Defensive Runs Saved (DRS) loves the Jays' defense so far. Lawrie, Escobar and Johnson all lead the league so far for their respective positions, and Colby Rasmus ranks 2nd among CF's, though DRS through 28 games pretty much defines small sample size. Still, it's something.
Runs Batted Out has a look at Henderson Alvarez, and how likely it is that he sees a whole lotta regression in pretty much every sense of the word. For what it's worth, if my understanding of babip is correct, the fact that Alvarez gets so many groundballs, combined with the Jays' amazing DRS (see how I brought that back?) means that Alvarezeseses babip should be low.
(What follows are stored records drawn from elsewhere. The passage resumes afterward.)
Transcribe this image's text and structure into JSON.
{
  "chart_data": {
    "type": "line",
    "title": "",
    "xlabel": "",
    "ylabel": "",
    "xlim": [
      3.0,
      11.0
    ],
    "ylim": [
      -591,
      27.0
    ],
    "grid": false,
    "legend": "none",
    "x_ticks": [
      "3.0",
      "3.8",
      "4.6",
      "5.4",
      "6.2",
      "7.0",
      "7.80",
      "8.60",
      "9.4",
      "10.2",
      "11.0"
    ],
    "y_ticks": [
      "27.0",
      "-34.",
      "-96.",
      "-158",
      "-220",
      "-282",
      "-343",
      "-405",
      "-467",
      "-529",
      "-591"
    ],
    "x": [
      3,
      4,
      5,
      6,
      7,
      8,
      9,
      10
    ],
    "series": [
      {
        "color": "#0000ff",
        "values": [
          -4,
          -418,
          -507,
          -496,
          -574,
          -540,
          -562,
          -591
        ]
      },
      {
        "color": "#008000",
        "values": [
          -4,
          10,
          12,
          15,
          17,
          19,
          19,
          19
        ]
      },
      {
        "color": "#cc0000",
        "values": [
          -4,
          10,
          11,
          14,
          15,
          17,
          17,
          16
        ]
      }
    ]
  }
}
Obviously it shouldn't be .220-low, but groundballs yield a higher percentage of outs that line-drives or flyballs, and if this infield, defensively, is anywhere near as good as advertised (i.e. the shifts, DRS), something below the 3-year league average of like .290 or whatever it is should be pretty sustainable. All in all, good stuff.
Shi Davidi has a prospect update.
Beyond the Boxscore looks at the surprising amount of closer turnover through the first month of the season. Typically, you can expect 10 closers to lose their jobs to poor performance or injury throughout the season; 14 of 30 teams have a different closer than what they began the season with.
Should have more later. It's a late game tonight, as the Jays start a 2-gamer with the A's in Oakland.